Le management territorial au service de la stratégie RSE de Bonduelle

Le management territorial au service de la stratégie RSE de Bonduelle

Lisibilité

L’activité agro-alimentaire de Bonduelle se déploie sur de vastes surfaces foncières et requiert une disponibilité importante en ressources naturelles comme le végétal, l’eau ou l’énergie. Le Groupe Bonduelle porte depuis toujours une attention particulière à ses territoires d’implantation qui sont souvent également les bassins agricoles indispensables à la pérennité de son activité. Il s’agit pour le groupe de préserver la valeur environnementale et sociale de ces territoires sur le long terme.

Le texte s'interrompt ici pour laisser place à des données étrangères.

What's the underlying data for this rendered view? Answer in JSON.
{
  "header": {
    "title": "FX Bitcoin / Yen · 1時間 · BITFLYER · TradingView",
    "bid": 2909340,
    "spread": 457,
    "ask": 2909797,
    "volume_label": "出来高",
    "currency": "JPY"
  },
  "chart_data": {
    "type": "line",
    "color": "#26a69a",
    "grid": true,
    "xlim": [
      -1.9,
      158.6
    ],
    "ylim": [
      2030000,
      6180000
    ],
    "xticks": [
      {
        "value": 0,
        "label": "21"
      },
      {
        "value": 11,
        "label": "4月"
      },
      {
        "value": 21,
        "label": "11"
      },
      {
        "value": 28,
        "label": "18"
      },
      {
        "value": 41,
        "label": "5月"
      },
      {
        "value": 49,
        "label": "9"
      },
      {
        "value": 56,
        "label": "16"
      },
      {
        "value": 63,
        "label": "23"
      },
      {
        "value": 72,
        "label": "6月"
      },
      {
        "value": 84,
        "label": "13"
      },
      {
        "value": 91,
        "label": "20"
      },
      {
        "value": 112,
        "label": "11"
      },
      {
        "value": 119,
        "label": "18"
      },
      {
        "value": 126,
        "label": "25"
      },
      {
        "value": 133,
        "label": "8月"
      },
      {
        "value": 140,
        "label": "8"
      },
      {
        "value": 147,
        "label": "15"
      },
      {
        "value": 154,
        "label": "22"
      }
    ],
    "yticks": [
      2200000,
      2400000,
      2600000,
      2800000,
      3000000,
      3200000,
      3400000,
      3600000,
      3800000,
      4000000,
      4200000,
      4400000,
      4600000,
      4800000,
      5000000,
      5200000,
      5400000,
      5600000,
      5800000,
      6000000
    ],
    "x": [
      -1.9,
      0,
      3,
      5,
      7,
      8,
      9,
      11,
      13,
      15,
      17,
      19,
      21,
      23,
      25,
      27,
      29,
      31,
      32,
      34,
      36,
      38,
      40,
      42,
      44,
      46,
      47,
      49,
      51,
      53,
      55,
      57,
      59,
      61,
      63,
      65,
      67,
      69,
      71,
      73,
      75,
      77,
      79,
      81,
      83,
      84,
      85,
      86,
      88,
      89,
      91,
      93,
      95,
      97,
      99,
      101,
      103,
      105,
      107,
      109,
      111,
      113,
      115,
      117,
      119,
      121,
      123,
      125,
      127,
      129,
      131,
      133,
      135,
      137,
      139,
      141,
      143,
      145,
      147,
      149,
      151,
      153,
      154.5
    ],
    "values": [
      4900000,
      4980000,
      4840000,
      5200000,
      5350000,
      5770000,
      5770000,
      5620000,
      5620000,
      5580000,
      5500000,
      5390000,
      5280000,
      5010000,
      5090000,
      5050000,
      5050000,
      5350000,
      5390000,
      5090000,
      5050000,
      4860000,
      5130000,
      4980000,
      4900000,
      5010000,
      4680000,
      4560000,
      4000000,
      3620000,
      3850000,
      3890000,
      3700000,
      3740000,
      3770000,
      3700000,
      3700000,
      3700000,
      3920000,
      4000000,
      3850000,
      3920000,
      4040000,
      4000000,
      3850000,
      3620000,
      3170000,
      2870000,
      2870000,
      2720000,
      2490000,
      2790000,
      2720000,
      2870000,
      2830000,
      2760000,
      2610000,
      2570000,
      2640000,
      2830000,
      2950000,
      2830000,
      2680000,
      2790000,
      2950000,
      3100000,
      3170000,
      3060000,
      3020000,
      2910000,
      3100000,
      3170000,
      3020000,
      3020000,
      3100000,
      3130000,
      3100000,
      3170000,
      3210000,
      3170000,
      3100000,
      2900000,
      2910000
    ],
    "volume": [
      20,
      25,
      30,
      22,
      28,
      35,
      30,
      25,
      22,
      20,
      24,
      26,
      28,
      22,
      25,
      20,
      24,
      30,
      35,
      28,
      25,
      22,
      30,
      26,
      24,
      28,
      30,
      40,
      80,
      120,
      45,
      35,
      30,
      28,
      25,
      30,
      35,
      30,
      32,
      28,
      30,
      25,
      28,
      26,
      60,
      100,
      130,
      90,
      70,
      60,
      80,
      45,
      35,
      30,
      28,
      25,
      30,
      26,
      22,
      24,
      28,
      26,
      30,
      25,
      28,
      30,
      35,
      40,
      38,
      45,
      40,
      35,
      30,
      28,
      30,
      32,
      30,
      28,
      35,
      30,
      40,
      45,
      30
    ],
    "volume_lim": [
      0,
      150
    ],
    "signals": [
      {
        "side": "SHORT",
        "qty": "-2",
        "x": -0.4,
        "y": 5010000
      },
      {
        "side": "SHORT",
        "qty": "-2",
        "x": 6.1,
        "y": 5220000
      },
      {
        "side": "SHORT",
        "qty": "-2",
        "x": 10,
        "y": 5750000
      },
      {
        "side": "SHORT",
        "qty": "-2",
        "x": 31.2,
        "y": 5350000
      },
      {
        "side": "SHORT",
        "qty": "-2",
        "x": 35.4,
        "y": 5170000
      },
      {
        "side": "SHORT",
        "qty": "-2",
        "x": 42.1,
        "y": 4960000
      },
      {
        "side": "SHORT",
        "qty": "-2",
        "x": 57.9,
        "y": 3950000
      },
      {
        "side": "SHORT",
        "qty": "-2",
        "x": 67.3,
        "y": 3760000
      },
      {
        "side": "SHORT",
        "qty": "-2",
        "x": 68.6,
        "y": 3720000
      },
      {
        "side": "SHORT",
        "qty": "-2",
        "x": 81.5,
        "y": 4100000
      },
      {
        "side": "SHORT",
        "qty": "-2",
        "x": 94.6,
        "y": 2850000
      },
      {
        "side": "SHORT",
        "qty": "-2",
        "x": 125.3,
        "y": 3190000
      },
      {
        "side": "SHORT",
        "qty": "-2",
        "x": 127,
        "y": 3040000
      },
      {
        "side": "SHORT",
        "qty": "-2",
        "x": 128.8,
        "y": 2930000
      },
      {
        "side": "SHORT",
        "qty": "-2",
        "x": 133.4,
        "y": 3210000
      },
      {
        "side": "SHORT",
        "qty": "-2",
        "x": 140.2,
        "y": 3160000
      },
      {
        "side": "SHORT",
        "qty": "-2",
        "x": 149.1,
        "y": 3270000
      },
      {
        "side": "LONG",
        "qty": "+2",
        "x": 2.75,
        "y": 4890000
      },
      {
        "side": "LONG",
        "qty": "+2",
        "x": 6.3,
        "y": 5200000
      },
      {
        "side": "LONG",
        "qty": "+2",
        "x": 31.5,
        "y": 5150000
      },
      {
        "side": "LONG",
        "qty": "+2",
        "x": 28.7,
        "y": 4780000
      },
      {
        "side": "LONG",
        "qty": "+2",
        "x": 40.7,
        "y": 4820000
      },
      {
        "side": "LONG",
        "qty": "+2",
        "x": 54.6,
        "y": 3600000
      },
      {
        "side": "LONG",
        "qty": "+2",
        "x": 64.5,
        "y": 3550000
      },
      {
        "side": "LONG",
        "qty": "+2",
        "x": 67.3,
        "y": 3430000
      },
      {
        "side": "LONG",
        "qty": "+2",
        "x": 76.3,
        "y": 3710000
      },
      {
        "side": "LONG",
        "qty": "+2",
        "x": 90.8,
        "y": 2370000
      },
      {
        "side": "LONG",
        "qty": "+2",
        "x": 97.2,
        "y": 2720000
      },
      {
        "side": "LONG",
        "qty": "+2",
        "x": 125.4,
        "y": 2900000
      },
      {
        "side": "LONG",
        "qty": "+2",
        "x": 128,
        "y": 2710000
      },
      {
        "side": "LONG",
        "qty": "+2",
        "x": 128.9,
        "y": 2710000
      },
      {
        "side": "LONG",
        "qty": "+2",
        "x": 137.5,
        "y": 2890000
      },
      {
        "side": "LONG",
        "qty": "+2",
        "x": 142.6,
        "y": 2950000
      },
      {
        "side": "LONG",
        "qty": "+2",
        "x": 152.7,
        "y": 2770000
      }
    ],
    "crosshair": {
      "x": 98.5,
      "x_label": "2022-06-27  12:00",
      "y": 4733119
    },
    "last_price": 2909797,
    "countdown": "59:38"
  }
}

Chacun des 54 sites Bonduelle dans le monde prend soin de son environnement physique et socio-économique direct, en fonction de l’identité et des enjeux propres de son bassin agricole. Carine Gonçalves, Responsable Environnement et Energie, nous emmène à la découverte du management territorial « by Bonduelle » : approche du groupe et exemples concrets avec quelques sites.

Le management du territoire comme levier de l’objectif « zéro perte »

L’un des 5 macro-objectifs à l’horizon 2025 de la stratégie RSE du Groupe Bonduelle est d’atteindre le « zéro perte ». Derrière cet objectif simple et lisible, le groupe souhaite se donner les moyens de ne pas gaspiller les ressources naturelles à court terme et de préserver la valeur environnementale des territoires d’implantation à long terme.

Ce macro objectif « zéro perte » s’appuie sur une approche circulaire en sept enjeux : maîtriser les consommations d’énergie, préserver les ressources en eau, optimiser les intrants et sortants et gérer les déchets, concevoir des produits et emballages responsables, gérer les flux de transport et les alternatives à la route, exercer la responsabilité du groupe dans ses achats et manager le territoire.

Pour le Groupe Bonduelle, cet angle territorial consiste à piloter des enjeux locaux interdépendants et qui prennent vie autour des sites du groupe :

  • l’absence de nuisance et l’acceptation locale ;
  • le développement de l’économie circulaire et des partenariats locaux pour la valorisation des matières et des savoir-faire complémentaires ;
  • la protection de la biodiversité ;
  • le soutien à l’emploi local.

Au sein du groupe, chaque entité agroindustrielle construit et anime son plan d’action de préservation de la valeur territoriale locale en ligne avec cette feuille de route.

Des sites fers de lance en terme d’économie circulaire

Le site de Renescure (Nord) – deuxième plus important site du Groupe Bonduelle – participe depuis 2014 à un projet de méthanisation initié par deux agriculteurs partenaires. Chaque année, 10 000 tonnes d’intrants (fumier de vaches, déchets verts issus de la tonte des pelouses, enveloppes de graines germées et sous-produits de l’usine de Renescure) sont traités par la centrale agricole Flandres Énergie. Grâce à ce partenariat, les déchets végétaux du site sont valorisés dans une véritable optique d’économie circulaire : la fermentation génère en effet du biogaz qui alimente un moteur à cogénération, produisant de l’électricité – achetée par EDF – et de la chaleur. Celle-ci est utilisée en autoconsommation et le surplus est vendu à l’entreprise agroalimentaire La Wostin’ lui permettant de réduire sa consommation de gaz. Le digestat, riche en azote phosphore et potasse, est quant à lui valorisé par épandage. 94 % du gisement de composés végétaux du site de Renescure est ainsi valorisé. Les trois principaux partenaires sont à moins de 2 km de l’usine de Renescure, ce qui limite le transport et les émissions de gaz à effet de serre, dans ce qu’on peut qualifier d’écosystème local efficace.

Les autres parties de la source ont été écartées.